The Canadian Art Club, was founded 1907 in Toronto by Edmund M. Morris and Curtis Albert Williamson.
Joan Murray writes in, 'Canadian Art in the Twentieth Century':
"Most of the members of the group trained in France and several of the artists from Quebec had rarely shown their work in Canada. Of the group, James Wilson Morrice who studied in the Academie Julian and later and later under the French painter, Henri Harpigines, was best known internationally, largely through exhibitions in Paris like the annual Salon d'Automne. In 1909, Louis Vauxcelies, a leading French critic wrote that since Whistler's death in 1903, Morrice had become the North American Painter who achieved in France the most 'notable and well merited place in the world of art'.

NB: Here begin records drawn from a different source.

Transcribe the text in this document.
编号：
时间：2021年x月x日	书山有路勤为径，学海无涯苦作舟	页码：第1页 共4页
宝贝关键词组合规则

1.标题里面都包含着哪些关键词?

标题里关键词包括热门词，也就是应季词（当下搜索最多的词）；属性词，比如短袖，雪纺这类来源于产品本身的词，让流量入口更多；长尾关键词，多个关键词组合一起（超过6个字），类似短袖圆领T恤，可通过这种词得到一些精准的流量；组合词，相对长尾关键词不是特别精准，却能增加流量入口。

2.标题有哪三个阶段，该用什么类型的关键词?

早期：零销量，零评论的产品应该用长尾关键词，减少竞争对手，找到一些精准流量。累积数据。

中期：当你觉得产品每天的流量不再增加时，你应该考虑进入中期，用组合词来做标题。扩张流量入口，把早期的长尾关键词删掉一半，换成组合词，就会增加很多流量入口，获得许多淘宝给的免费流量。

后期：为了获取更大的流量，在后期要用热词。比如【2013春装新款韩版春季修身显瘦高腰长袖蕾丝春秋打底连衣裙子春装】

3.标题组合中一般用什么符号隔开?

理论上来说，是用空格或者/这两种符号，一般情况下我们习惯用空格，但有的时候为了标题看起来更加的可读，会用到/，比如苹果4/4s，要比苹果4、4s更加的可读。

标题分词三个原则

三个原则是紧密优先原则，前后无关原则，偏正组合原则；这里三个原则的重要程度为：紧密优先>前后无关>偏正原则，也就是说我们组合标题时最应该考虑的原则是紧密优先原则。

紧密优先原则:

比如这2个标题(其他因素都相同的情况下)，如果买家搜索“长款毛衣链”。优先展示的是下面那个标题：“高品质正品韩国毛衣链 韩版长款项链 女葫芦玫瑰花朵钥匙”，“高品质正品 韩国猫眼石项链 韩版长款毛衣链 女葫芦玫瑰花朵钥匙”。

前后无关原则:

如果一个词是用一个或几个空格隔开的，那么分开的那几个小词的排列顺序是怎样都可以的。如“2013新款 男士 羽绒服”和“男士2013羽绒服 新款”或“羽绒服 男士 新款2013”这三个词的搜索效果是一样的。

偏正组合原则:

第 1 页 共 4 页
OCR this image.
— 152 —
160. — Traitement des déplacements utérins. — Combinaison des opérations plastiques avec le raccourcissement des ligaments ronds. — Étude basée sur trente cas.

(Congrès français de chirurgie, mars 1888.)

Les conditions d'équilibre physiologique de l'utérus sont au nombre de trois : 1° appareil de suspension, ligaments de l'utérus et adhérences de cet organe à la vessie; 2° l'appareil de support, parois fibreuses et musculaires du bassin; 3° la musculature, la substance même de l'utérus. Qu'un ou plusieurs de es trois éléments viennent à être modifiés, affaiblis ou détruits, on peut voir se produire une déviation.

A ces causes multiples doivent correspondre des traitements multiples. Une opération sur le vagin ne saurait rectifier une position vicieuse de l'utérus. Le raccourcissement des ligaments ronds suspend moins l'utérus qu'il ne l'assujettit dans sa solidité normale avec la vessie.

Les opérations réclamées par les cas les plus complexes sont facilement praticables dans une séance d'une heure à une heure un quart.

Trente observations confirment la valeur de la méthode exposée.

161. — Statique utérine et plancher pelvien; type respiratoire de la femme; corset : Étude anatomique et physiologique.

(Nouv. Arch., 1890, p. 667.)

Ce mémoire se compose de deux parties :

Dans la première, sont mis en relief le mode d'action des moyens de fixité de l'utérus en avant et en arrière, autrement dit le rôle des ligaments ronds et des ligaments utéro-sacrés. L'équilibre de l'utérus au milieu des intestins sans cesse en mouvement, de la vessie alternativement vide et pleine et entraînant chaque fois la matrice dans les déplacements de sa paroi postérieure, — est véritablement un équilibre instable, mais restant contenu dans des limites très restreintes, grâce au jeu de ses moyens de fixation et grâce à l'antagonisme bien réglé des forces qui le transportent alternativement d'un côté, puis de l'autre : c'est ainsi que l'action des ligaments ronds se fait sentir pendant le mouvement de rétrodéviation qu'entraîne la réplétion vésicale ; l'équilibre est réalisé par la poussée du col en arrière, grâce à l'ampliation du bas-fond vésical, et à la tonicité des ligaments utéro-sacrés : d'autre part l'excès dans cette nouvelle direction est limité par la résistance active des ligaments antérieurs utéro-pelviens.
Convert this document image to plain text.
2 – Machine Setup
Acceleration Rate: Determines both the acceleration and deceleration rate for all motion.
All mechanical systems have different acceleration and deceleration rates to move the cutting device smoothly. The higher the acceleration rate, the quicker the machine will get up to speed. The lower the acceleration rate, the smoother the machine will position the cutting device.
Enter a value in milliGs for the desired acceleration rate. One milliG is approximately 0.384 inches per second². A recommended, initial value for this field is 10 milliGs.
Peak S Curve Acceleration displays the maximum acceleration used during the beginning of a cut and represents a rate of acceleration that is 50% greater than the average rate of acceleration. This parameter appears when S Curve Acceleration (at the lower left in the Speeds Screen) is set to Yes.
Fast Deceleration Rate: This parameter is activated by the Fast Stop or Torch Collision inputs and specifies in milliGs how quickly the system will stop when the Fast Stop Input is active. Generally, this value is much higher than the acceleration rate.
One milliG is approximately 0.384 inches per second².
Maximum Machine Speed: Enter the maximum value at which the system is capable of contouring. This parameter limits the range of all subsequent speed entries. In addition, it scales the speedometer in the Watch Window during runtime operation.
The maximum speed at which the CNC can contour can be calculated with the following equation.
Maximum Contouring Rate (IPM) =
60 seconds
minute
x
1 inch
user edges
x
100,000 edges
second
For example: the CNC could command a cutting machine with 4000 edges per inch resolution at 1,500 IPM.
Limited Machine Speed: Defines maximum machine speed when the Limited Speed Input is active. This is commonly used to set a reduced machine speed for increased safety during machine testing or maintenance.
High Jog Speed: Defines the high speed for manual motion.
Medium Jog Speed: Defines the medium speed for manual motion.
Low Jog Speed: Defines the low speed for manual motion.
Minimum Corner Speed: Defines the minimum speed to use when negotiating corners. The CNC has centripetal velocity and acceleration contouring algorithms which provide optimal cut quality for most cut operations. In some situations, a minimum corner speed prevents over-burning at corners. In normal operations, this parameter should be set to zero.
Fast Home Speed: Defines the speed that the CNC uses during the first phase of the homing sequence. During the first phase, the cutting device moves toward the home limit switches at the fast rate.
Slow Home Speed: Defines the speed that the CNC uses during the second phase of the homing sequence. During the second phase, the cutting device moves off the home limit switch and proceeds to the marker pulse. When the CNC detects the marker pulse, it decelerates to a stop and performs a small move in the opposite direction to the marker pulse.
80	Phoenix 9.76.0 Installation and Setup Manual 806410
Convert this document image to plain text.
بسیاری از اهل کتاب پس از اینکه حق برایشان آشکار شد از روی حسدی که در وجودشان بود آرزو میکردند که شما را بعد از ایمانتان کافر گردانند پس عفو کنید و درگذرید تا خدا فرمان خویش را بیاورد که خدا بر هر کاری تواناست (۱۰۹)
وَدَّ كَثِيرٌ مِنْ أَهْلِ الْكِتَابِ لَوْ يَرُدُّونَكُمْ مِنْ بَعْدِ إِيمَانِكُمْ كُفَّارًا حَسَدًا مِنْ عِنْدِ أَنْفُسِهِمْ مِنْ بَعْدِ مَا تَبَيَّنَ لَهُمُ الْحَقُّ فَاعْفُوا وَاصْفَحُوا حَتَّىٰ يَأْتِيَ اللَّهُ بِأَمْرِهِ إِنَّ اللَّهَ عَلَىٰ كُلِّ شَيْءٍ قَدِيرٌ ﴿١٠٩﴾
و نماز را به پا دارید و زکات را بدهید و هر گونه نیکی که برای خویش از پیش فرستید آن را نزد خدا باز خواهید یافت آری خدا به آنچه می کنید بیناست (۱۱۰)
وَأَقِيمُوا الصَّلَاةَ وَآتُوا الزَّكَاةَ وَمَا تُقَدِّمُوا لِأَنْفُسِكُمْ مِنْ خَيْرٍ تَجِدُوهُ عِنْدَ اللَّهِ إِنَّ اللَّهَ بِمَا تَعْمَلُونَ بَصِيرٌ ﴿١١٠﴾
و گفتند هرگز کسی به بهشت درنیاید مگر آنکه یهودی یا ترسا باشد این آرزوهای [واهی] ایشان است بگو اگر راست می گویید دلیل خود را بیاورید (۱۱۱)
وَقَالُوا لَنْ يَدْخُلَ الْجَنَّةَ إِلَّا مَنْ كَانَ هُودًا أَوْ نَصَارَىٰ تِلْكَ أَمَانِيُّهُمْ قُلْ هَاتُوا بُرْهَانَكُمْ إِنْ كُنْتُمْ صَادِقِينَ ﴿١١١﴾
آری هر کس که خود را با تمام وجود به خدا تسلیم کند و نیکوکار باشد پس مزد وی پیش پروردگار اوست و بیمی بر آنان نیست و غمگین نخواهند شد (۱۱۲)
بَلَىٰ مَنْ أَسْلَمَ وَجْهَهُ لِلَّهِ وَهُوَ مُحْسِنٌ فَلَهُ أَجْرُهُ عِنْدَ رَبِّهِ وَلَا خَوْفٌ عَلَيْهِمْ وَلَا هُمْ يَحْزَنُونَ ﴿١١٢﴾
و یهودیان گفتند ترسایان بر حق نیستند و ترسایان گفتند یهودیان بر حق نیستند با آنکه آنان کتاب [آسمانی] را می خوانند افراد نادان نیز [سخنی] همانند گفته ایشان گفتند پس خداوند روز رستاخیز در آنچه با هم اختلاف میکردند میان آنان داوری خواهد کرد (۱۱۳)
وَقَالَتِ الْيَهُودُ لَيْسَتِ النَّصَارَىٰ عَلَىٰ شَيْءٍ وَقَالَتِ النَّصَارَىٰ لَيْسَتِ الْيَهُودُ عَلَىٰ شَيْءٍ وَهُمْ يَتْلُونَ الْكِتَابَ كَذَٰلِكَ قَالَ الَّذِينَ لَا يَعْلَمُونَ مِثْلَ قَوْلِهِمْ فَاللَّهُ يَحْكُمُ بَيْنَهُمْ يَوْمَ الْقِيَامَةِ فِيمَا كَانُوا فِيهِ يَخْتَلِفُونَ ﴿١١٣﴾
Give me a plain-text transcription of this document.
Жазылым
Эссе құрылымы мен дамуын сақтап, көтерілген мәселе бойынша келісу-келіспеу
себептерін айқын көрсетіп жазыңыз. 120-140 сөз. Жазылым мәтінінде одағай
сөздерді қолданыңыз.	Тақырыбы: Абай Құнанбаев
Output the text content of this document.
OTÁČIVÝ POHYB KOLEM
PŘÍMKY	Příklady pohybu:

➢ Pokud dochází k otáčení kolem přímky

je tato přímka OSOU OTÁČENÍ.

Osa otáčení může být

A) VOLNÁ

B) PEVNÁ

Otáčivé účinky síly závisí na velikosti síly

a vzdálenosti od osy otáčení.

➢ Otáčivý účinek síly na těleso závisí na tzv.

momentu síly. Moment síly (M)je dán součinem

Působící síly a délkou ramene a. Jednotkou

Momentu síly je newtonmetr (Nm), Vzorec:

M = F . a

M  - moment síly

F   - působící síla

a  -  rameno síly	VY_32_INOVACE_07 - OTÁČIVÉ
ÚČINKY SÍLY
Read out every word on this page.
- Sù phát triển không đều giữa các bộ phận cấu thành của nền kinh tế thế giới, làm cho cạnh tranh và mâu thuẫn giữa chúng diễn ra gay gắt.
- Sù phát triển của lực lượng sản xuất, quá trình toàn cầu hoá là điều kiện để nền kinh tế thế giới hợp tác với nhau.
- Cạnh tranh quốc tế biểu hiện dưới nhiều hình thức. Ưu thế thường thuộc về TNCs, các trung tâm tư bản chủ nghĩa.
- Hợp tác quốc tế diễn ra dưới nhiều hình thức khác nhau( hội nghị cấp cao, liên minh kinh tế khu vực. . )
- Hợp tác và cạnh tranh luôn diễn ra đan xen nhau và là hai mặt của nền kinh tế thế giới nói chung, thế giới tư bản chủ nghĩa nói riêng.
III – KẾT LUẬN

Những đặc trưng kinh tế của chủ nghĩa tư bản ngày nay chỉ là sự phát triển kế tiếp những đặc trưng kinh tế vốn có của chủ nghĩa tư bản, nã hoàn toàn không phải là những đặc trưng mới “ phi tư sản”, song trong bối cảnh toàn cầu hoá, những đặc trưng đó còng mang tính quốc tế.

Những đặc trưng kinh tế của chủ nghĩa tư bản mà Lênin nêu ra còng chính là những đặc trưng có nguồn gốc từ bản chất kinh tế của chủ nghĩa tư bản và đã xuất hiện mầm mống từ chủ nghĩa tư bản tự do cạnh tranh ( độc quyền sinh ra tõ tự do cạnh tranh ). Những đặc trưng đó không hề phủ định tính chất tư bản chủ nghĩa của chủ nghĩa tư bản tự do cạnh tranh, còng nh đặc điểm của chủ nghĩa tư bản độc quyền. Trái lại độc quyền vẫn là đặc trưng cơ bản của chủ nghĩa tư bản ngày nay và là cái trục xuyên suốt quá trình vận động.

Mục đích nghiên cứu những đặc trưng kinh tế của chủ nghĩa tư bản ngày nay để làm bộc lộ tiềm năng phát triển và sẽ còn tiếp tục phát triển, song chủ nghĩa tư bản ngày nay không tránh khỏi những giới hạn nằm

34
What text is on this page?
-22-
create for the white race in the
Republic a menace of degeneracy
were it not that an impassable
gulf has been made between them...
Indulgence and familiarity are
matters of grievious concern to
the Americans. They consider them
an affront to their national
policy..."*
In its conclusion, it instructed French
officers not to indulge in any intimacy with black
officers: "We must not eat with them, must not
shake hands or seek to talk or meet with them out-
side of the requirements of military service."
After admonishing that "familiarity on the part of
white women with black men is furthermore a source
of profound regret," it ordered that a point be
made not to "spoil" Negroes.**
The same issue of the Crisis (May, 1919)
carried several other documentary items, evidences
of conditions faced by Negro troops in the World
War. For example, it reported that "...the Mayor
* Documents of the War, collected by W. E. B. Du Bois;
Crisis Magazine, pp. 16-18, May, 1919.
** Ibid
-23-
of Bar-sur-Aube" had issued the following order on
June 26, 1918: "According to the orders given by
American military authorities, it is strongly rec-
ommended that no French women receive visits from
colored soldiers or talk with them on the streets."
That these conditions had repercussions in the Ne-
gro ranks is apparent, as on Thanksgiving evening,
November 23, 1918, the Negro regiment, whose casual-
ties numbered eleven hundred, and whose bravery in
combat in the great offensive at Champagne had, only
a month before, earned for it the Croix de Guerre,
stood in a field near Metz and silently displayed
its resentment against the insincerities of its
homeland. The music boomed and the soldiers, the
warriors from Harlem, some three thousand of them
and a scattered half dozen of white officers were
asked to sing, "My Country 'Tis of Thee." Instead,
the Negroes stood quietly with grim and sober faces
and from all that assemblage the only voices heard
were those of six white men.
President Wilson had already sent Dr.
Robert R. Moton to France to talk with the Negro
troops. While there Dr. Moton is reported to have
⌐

The membership of the club included Franklin Brownell, an American with French training who taught art in Ottawa, Archibald Browne, New York based Horatio Walker the Millet -inspired painter of habitant subjects who achieved some success in the United States, and Homer Watson."
Joan also writes that the group went on to include, William Brynner, William H. Clapp, Ernest Lawson, Suzor Cote, and sculptor members Phimister Proctor.
"Later members of the group used a tonal, atmospheric style in their early work by the time they showed with the club they were impressionists with a virtuoso technique, aimed at representing the appearance of the world out-of-doors as it is affected by light, its reflection, and atmosphere."
Source: Joan Murray, pp 12-13, 'Canadian Art in the Twentieth Century'.
Dundern Press. Oxford. Toronto. 1999. ISBN 1-55002-332-2
What a sturdy looking group of men and wo... oh, wait; they're all men? Hmmmm.